In the writing stakes, I’m a late contender. In the reading stakes, I’m an early starter, but a persistent stayer. This means I have read every genre written but only enjoyed those with positive endings. I have read stories set in every country in the world but very few in my own, and I don’t recall reading any set in my state. Because the history of South Australia is not based on convict settlement, but free settlers, and because I love reading historical romances, I set my mind on writing a series of South Australian historical romances.
I started the first in 1995 after reading my first historical romance a year or two earlier. From the first one, Gentle Rogue, by Joanna Lindsay, I was hooked, but the historical accuracy was more romantic than authentic. Nevertheless, I read Ms Lindsay’s full series, preferring those she set in her own country whose history was more interesting to me than her British set stories. I had, of course, read Austen and Heyer who knew their own countries best, too.
Five generations of my family before me were born in South Australia, which has a rich and interesting history based on the free settlers who came out from England to the Utopia of the south. While they did so, they discovered copper, marble, slate, gold, silver, anything the world needed, in abundance. They grew crops and bred sheep to supply the world with good quality wool. They set up industries, processing plants, and small businesses. These are the people I wanted to write about.
Wenna is the fourth story of my South Lander series, which doesn’t need to be read in sequence. Her parents were immigrants, always had a plan, but she needs some way to finance herself. She works her way up as a servant and achieves her desired position of a lady’s maid. This job prepares her to start her own business, but her work ethic and her ambition makes her worthy of the best sort of hero, one who understands her, appreciates her, and knows he is lucky to have found her.
Although Devon is an aristocrat who doesn’t need to earn money, he is ambitious too, and wants to make his way in the world without the influence of his family.
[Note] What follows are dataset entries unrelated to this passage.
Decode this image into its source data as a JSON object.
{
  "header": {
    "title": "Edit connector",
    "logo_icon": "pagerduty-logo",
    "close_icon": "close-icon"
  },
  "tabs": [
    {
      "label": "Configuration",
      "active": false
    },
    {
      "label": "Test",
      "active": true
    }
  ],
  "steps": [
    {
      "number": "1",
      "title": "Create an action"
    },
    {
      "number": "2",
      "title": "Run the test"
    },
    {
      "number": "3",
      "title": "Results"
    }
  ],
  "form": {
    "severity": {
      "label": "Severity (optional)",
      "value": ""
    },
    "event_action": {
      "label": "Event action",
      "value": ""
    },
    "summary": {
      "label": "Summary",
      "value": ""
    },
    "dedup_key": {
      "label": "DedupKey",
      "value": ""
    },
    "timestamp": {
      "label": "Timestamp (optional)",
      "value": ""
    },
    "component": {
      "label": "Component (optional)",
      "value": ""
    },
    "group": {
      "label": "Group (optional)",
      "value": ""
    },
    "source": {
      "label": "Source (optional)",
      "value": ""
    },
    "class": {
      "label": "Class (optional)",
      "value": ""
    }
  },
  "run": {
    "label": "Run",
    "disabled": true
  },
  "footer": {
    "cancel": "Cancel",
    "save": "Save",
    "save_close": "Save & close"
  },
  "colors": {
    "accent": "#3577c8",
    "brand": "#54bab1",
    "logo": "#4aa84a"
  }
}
He is my sort of hero, tough, and smart enough to see beneath Wenna’s prickly exterior. He is loving enough to tame her: to teach her to trust him. I love these two, and the way they bounce off each other. Their journey together is tricky but survives all the stumbles along the way.
Before any of my books were sold, I had enough stumbles along the way to take me out of the race for almost twenty years. None of my original stories survived its original version because I had a lot to learn back then. I finally sold my first, a contemporary, whose heroine shares the name Alli Sinclair. How’s that for a coincidence?